Die Politik Stalins habe, so paraphrasiert oder zitiert der Parteienforscher Harald Bergsdorf gestern im Tagesspiegel (Berlin) Sahra Wagenknecht, "nicht Niedergang und Verwesung, sondern die Entwicklung eines um Jahrhunderte zurückgebliebenen Landes in eine moderne Großmacht während eines weltgeschichtlich einzigartigen Zeitraumes" bewirkt.
So weit also die Pressestimme, die der Linken das Hofieren von Diktatoren vorwirft. Ein gewisses gefährliches Spiel mit linkem Geschichtsreduktionismus gibt es immer noch in der Links-Partei. Das ist mit Sicherheit die eine Seite, die man mit aller Aufmerksamkeit beachten muss. Auf der anderen Seite darf man weder verkennen, aus welchen historischen Strömungen "Diktatoren" entstanden sind, und dass hier die eine oder andere Nuance genutzt werden sollte.
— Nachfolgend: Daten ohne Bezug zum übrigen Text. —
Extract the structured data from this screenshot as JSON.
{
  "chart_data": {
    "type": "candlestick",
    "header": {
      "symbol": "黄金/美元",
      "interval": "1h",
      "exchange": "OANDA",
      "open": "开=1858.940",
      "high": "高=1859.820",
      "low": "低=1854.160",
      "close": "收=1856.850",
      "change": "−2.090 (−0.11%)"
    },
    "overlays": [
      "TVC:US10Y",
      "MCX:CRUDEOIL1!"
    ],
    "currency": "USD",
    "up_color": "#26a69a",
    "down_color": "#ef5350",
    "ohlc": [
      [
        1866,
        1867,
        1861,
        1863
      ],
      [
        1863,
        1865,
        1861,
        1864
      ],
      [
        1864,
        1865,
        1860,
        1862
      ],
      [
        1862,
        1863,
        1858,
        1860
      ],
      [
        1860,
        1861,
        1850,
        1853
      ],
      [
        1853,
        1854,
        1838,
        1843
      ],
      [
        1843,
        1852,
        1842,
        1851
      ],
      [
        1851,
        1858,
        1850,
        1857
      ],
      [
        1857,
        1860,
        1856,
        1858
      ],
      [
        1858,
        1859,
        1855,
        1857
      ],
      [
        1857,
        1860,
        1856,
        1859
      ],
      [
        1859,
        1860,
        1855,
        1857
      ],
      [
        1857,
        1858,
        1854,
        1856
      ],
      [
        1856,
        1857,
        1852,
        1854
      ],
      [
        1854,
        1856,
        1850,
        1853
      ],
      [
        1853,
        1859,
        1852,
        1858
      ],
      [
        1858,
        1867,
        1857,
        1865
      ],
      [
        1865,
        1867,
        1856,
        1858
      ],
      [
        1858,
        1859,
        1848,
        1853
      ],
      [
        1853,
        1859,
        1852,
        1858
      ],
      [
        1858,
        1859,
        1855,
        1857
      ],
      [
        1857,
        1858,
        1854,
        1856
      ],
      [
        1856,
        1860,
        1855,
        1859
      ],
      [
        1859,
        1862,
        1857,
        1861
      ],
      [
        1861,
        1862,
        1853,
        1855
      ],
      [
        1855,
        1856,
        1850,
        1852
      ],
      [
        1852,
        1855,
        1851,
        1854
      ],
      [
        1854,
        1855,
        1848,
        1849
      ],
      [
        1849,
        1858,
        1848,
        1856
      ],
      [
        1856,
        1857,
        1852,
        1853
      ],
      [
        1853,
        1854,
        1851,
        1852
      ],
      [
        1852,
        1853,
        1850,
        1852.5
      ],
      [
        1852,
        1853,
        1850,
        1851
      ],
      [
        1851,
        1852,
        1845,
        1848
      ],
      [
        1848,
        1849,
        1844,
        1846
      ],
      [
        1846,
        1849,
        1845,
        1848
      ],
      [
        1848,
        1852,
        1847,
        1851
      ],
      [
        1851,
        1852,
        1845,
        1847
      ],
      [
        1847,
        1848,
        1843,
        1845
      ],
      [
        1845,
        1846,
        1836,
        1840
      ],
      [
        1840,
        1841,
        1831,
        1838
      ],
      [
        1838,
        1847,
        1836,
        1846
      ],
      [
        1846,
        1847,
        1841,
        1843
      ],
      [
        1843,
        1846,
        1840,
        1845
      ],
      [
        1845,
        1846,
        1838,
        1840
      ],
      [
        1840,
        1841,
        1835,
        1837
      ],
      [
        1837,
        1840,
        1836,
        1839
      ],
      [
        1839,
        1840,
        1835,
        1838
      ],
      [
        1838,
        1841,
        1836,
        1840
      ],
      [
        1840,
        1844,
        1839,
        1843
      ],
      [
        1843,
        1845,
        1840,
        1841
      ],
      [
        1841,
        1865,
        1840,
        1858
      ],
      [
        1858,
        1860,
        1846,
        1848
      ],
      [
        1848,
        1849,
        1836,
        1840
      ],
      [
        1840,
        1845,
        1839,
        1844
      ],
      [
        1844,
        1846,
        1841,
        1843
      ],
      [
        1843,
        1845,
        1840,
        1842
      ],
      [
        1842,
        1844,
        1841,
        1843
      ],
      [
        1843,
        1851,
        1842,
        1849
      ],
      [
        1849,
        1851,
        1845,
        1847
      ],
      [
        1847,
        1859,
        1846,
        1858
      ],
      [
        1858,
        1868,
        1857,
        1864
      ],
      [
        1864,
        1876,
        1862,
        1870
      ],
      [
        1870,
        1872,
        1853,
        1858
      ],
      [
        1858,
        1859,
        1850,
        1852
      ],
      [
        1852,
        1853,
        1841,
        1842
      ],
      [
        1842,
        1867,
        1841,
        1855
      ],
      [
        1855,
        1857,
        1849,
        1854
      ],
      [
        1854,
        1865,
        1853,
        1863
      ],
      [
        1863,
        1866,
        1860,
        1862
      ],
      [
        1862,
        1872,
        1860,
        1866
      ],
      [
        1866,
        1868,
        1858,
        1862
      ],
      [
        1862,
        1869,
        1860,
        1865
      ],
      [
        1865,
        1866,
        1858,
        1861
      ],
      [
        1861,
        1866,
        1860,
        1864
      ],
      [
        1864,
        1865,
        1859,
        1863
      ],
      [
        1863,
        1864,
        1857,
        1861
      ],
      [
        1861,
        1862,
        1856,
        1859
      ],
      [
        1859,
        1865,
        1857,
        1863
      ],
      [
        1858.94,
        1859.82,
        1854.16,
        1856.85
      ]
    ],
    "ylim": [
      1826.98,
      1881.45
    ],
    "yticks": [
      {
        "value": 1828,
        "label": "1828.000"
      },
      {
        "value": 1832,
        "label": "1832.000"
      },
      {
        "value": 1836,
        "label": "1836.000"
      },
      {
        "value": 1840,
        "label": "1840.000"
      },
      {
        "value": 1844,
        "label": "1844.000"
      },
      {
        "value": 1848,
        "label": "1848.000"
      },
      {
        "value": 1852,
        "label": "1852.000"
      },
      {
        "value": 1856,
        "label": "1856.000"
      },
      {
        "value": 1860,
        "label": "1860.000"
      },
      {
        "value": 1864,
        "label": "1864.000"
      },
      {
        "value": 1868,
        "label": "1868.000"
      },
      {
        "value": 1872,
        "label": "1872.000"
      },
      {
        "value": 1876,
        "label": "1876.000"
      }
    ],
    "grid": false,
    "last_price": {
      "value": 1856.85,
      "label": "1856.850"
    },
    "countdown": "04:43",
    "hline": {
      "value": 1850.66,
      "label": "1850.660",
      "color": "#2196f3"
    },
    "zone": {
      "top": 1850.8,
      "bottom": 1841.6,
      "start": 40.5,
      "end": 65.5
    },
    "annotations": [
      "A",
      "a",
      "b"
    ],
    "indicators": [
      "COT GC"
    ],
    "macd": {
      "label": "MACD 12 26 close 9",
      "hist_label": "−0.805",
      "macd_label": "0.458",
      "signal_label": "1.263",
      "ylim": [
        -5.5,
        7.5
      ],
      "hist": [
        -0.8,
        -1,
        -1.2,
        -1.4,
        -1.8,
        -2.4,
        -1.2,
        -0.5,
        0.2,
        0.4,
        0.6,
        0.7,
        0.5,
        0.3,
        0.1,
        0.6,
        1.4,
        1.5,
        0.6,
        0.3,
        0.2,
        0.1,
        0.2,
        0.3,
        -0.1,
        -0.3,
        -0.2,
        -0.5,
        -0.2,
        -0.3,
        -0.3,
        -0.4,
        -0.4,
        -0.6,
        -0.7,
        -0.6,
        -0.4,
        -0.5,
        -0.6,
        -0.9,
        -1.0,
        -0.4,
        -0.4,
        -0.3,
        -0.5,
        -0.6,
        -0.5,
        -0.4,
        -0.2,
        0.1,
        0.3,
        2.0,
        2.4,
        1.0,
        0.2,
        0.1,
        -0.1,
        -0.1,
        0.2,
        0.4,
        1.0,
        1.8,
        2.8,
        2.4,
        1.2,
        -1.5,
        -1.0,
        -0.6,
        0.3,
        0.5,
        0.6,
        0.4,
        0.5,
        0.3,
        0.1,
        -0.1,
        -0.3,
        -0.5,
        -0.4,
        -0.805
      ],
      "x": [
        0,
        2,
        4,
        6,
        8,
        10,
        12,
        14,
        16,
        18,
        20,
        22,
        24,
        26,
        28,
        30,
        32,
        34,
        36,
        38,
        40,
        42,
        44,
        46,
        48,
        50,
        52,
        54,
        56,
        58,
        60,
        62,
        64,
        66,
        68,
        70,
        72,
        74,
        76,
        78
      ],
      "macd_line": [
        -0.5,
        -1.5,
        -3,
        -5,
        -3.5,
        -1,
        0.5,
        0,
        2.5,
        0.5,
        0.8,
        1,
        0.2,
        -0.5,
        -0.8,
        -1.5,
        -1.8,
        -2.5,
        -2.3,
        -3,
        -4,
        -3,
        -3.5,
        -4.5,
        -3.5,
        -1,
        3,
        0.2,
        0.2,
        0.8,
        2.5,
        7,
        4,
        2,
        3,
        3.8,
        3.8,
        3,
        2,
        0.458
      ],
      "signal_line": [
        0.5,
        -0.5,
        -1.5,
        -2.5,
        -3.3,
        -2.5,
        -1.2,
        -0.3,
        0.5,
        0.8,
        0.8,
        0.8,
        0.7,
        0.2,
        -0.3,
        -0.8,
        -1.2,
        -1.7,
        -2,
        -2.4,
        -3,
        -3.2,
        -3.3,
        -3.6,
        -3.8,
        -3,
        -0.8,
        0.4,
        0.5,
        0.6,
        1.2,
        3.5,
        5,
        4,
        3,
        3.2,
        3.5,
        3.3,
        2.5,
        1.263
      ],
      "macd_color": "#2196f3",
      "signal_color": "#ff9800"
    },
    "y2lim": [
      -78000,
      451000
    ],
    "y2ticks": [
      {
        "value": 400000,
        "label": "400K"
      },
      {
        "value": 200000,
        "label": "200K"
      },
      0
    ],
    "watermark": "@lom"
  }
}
So wird Rosa Luxemburg als militante Demokratiefeindin "gewürdigt": vergleicht man aber, dass Luxemburg stark gegen Lenin und seinen Obrigkeitsstaat polemisiert hat, relativiert sich diese Aussage schon wieder. Schließlich muss man einfach sehen, wann Luxemburg wie gelebt und gegen wen gekämpft hat. Sie hat in den letzten Tagen des parlamentarischen Kaiserreichs ihre ersten politischen Schritte getan, saß mehrmals während des ersten Weltkrieges im Gefängnis und wurde 1919 ermordet. Ihre politischen Einsätze galten also nicht gegen ein demokratisches geführtes Land, sondern gegen ein Unrechtsregime.
Im wilhelminischen Reich zum Beispiel hatte der Angeklagte die Beweise seiner Unschuld vorzubringen. In der demokratischen Verfassung gilt aber der Grundsatz Unschuldig bis zum Beweis der Schuld. Hier einfach eine unhistorische Wertung draufzusetzen, eine so geradezu dämliche Polemik, sollte doch eines Parteienforschers nicht würdig sein, oder?
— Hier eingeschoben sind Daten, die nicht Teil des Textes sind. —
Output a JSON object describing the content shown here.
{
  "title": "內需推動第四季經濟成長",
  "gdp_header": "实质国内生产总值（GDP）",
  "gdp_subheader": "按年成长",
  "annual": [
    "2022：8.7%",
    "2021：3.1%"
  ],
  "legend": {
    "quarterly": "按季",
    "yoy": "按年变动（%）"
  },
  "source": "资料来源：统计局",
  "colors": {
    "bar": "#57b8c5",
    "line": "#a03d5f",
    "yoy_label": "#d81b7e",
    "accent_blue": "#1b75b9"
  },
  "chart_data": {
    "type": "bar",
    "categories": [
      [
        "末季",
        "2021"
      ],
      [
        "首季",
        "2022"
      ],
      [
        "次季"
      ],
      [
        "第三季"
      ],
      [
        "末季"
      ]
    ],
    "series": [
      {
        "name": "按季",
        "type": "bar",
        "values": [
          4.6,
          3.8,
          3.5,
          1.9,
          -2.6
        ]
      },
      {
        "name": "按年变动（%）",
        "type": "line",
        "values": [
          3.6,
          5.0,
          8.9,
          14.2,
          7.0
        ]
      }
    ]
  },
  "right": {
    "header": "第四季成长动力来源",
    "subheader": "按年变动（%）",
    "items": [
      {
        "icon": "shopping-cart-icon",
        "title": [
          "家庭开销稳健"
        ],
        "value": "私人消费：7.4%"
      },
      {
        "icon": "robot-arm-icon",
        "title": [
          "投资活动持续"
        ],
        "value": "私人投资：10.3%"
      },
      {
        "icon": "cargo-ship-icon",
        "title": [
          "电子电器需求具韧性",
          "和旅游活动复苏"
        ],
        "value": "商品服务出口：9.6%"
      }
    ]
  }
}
Sicher: was Stalin getan hat, glich schon einer militanten Industrialisierung. Negt und Kluge haben in ihrem Buch Geschichte und Eigensinn ein schönes Bild gezeichnet: nachdem deutschen Großstädte in Trümmern lagen, fanden sich die alten Wege rasch über den Trümmern wieder zusammen. Die Menschen waren so gewohnt, genau diese Wege zu gehen, dass sie selbst das veränderte Terrain nicht davon abbringen konnte. Michel de Certeau berichtet in Kunst des Handelns, dass die südamerikanische Bevölkerung die christliche Missionierung rasch annahm. Erst viele Jahre später zeigte sich, dass unter der symbolischen Anpassung an den christlichen Glauben die animistischen Überzeugungen weiterlebten. Der Animismus hatte lediglich sein Gewand gewechselt. - Und so könnte Stalins Leistung tatsächlich nicht nur im Gesamtkontext fragwürdig sein, sondern schon alleine wegen dieser Industrialisierung im Schweinsgalopp: das Volk könnte sich darunter - aber dazu habe ich tatsächlich zu wenig Ahnung von der Sache - an alten Strukturen festgehalten haben, an Obrigkeitsstrukturen, die den aristokratischen Terror nur durch den bürokratischen ersetzt haben.
Und so können wir die Ära Stalins vielleicht nicht nur wegen Stalins Politik nicht als Triumph werten, sondern auch, weil die materielle und symbolische Umwandlung nur an einem sehr oberflächlichen Teil der Gesellschaftsstruktur kratzt.
Im übrigen ist mir der Mensch Stalin egal. Wir sehen durch die historische Brille doch nur ein Phantom von ihm. Wichtiger ist doch, welche Lehren wir aus dieser Ära ziehen können. Aus einem Menschen ein Monster zu machen, dürfte dabei kaum hilfreich sein. Seine Taten zu verniedlichen oder zu verharmlosen, natürlich ebensowenig.
Nun kenne ich Sahra Wagenknecht als eine scharfe Analytikerin, die, trotz aller unterschiedlicher Auffassungen, die zwischen uns stehen dürften, eben kein einfaches Bild zeigt, und nicht ohne gründlich nachzudenken eine Aussage trifft. Vor allem habe ich, zumindest als Intention, nie eine Fiktionalisierung bei ihr gespürt: ihr geht es um die Menschen, die heute leben, und die Geschichte ist ihr ein lehrreicher Prozess, der nicht rosarot angepinselt werden darf.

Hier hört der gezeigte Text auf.